The D.C. Council passed a bill Tuesday to provide free period products at every middle school and high school in the city.
Council Member Brooke Pinto, who introduced the Expanding Student Access to Period Products Act of 2021, told WTOP that the products will have to be available in every women’s and gender-neutral bathroom at every public, private and charter school in the District.
If a school doesn’t have a gender-neutral bathroom, it will be required to have period products in one men’s bathroom.
She said schools will have the flexibility on how many hygiene products to give out and what kind of receptacles they will be held in, but she said schools will be required to replenish the items at a “reasonable rate.”

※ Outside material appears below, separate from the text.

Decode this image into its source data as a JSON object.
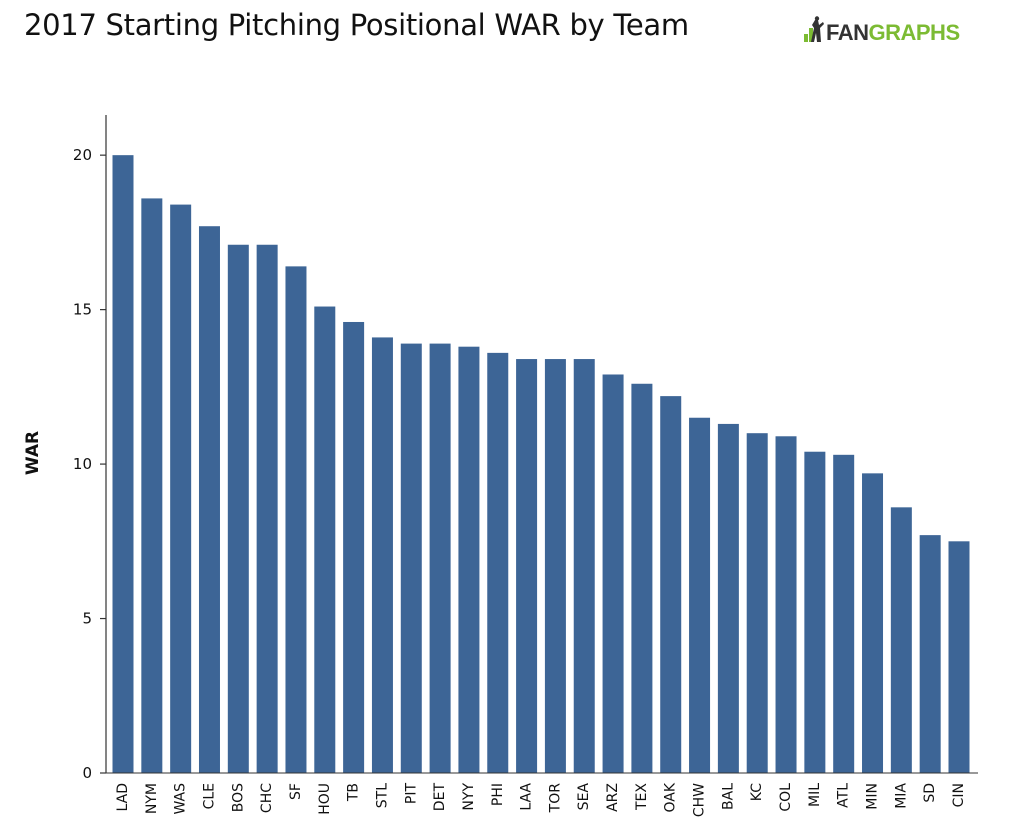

“That’s a similar standard we have with toilet paper in our schools,” said Pinto. “Students are expected, rightfully so, to have access to toilet paper when they use the restroom. And the idea here is that they should absolutely have access to period products as well.”
The bill also mandates that all public and charter schools in D.C. begin teaching health classes about menstruation to students starting in the fourth grade, regardless of gender.
Pinto campaigned on the issue of period equity and said she’s heard from students who struggled to pay for tampons or pads, with some even missing school because of it.
“These products are a basic health necessity for over half of our population every month and really shouldn’t be treated as this luxury, inaccessible and expensive item.”
A survey in 2019 commissioned by Thinx, a period product company, found that about 1 in 5 American teens are not able to easily access period products — what’s known as “period poverty” — and found that number has only increased since then. It also found that students of color and those from lower-income families are particularly affected by period poverty.
Pinto said the bill would cost the city $1.4 million a year. She said she expects Mayor Muriel Bowser to sign it within the next month, and it would be implemented soon after.
A spokesperson from Bowser’s office told WTOP that the administration supports the bill.
It was sponsored by seven other council members, including every female member on the 13-person council.